The barge was built with a bank of 5 x 110 Amp Hour leisure batteries which were around 2 years old at the time of the trial - so about two thirds of their way through their useful life. These are charged by by an alternator from the main engine - typically requireing approx 6 hours to bring them back from a 'flat' condition. There is a further bank of two 110 Amp Hour batteries for starting the engine and running the diesel heating which only charge from a separate alternator on the engine.

The 12v equipment consists of a Shoreline 12v fridge, Jabsco water pump and 29 lights - three of which are still using halogen bulbs (2 of these are to be retained as halogen), 3 are filament type bus bulbs (which will be replaced shortly) - the rest of them are LED.
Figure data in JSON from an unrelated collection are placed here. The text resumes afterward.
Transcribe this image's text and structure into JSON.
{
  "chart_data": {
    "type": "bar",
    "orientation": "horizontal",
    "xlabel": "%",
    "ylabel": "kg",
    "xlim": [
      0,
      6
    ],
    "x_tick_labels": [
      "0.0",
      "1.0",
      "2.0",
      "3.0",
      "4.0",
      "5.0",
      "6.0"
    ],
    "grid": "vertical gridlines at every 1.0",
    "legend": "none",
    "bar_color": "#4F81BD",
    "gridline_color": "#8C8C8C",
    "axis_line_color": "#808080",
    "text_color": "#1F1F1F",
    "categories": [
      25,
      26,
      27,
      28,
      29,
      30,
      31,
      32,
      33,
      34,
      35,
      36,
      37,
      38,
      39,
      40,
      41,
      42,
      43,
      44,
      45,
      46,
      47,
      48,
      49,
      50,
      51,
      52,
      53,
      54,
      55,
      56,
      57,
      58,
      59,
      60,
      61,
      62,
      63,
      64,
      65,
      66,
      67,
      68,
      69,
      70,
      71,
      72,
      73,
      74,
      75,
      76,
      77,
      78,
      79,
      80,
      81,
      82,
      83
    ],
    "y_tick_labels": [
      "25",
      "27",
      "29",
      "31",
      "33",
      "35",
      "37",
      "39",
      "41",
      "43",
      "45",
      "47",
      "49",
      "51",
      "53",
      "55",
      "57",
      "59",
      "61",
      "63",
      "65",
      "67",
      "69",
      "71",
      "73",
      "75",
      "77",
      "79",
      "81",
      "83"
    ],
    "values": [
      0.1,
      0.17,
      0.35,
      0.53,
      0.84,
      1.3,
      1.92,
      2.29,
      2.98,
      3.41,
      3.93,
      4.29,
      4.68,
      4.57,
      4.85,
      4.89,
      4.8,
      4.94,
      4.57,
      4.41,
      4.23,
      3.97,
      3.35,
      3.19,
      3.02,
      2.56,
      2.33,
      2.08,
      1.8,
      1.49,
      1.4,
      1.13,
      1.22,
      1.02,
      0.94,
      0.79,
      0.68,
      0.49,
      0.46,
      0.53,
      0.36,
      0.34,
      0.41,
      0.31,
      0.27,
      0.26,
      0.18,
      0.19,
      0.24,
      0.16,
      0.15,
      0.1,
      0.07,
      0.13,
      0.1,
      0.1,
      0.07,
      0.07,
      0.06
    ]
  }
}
The inverter is a Mastervolt 4000W Combi - which also includes a 3 step mains battery charger. It has an automatic transfer switch to seemlessly move between mains and inverter power. This inverter is a little large for the load it services and uses 3 - 4 amps when idle so it is only used when boating in the evenings or when it's required for other purposes.

The TV is quite old and power hungry, and we have it linked to a HD recorder, DVD player and stereo. When these are in use we seem to draw 10 - 12 Amps, sometimes a little more when the laptop is charging as well.

Even with sparing use - we would need to run the engine for charging for around 24 - 30 hours per week without the solar. With the solar, and reasonably good weather - we could most likely half that - maybe even less, which is probably the best we could hope for.

This graph shows the percentage of battery charge over the week. The trial was conducted in June 2013 so the days were long. The 3rd day of the trial was overcast whereas the rest of the week was sunny. None the less, the 200W system managed to maintain a battery charge level of over 60% throughout - which is about the point where we would be starting the engine.
Battery Power Drain Over Time

The second graph displays the actual power input (in Amps) from the solar panels over the same time period. The overcast day is plainly shown - and note that readings were taken at longer intervals during towards the end of the trial which is why the peaks are shown as narrower.
Battery Power Drain Over Time

The trial resulted in a successful sale.